Zusammenarbeit baut auf Solaredge-Transformatorplattform mit Infineon-Halbleitern auf
Die Erweiterung knüpft an die im November 2025 bekanntgegebene Zusammenarbeit bei der Solid-State-Transformer (SST)-Plattform von Solaredge an, die auf Siliziumkarbid-Bauteilen von Infineon basiert. Der SST wandelt Mittelspannung (13,8 bis 34,5 Kilovolt) mit einem Wirkungsgrad von über 99 Prozent direkt in 800 bis 1.500 Volt Gleichspannung um und reduziert damit die Zahl der Umwandlungsstufen sowie den Platzbedarf gegenüber klassischen Architekturen. Mit dem Schutzschalter schließen die Partner nun die Lücke zwischen Transformator und Compute-Rack und bringen damit eine umfassende Grid-to-Rack-Lösung voran.
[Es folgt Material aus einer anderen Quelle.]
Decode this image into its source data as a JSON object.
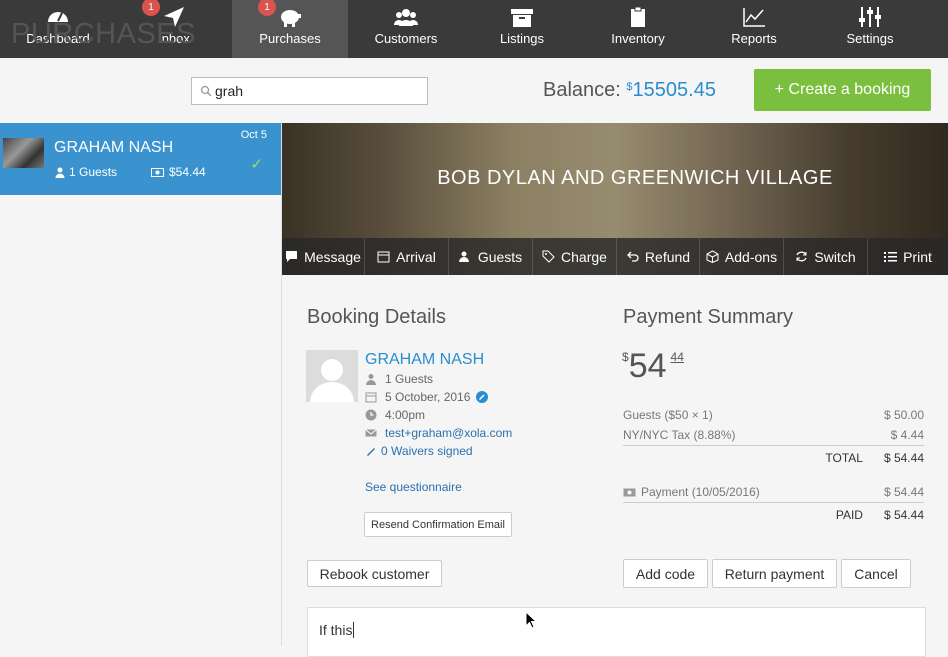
{
  "nav": {
    "items": [
      {
        "label": "Dashboard",
        "icon": "dashboard-icon"
      },
      {
        "label": "Inbox",
        "icon": "send-icon",
        "badge": "1"
      },
      {
        "label": "Purchases",
        "icon": "piggy-bank-icon",
        "badge": "1",
        "active": true
      },
      {
        "label": "Customers",
        "icon": "users-icon"
      },
      {
        "label": "Listings",
        "icon": "archive-icon"
      },
      {
        "label": "Inventory",
        "icon": "clipboard-icon"
      },
      {
        "label": "Reports",
        "icon": "line-chart-icon"
      },
      {
        "label": "Settings",
        "icon": "sliders-icon"
      }
    ]
  },
  "header": {
    "title": "PURCHASES",
    "search_value": "grah",
    "balance_label": "Balance:",
    "balance_currency": "$",
    "balance_amount": "15505.45",
    "create_label": "+ Create a booking"
  },
  "sidebar": {
    "item": {
      "name": "GRAHAM NASH",
      "date": "Oct 5",
      "guests": "1 Guests",
      "price": "$54.44"
    }
  },
  "banner": {
    "title": "BOB DYLAN AND GREENWICH VILLAGE",
    "actions": [
      "Message",
      "Arrival",
      "Guests",
      "Charge",
      "Refund",
      "Add-ons",
      "Switch",
      "Print"
    ]
  },
  "booking": {
    "heading": "Booking Details",
    "name": "GRAHAM NASH",
    "guests": "1 Guests",
    "date": "5 October, 2016",
    "time": "4:00pm",
    "email": "test+graham@xola.com",
    "waivers": "0 Waivers signed",
    "questionnaire": "See questionnaire",
    "resend": "Resend Confirmation Email",
    "rebook": "Rebook customer"
  },
  "payment": {
    "heading": "Payment Summary",
    "currency": "$",
    "dollars": "54",
    "cents": "44",
    "lines": [
      {
        "label": "Guests ($50 × 1)",
        "amount": "$ 50.00"
      },
      {
        "label": "NY/NYC Tax (8.88%)",
        "amount": "$ 4.44"
      }
    ],
    "total_label": "TOTAL",
    "total_amount": "$ 54.44",
    "payment_label": "Payment (10/05/2016)",
    "payment_amount": "$ 54.44",
    "paid_label": "PAID",
    "paid_amount": "$ 54.44",
    "add_code": "Add code",
    "return_payment": "Return payment",
    "cancel": "Cancel"
  },
  "note": {
    "value": "If this "
  },
  "colors": {
    "accent": "#3a93cf",
    "success": "#7bbf3f",
    "nav_bg": "#3a3a3a",
    "link": "#2a8dd0"
  }
}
„Die heutigen Dateninfrastrukturen sind anfälliger für elektrische Störungen geworden, was die Nachfrage nach intelligenteren, schnelleren und robusteren Stromverteilungssystemen antreibt", sagt Andreas Weisl, Chief Sales Officer der Sparte Industrial & Infrastructure bei Infineon.

Solaredge-Aktie seit Ende dem Jahreswechsel deutlich gestiegen
Die im regenerativen Aktienindex RENIXX-World gelistete Solaredge-Aktie hat sich seit Ende 2025 deutlich erholt: Zwischen dem 30. Dezember 2025 und dem 14. September 2026 stieg der Kurs des RENIXX-Unternehmens von 24,62 auf 30,55 Euro; das ist ein Plus von 24,1 Prozent.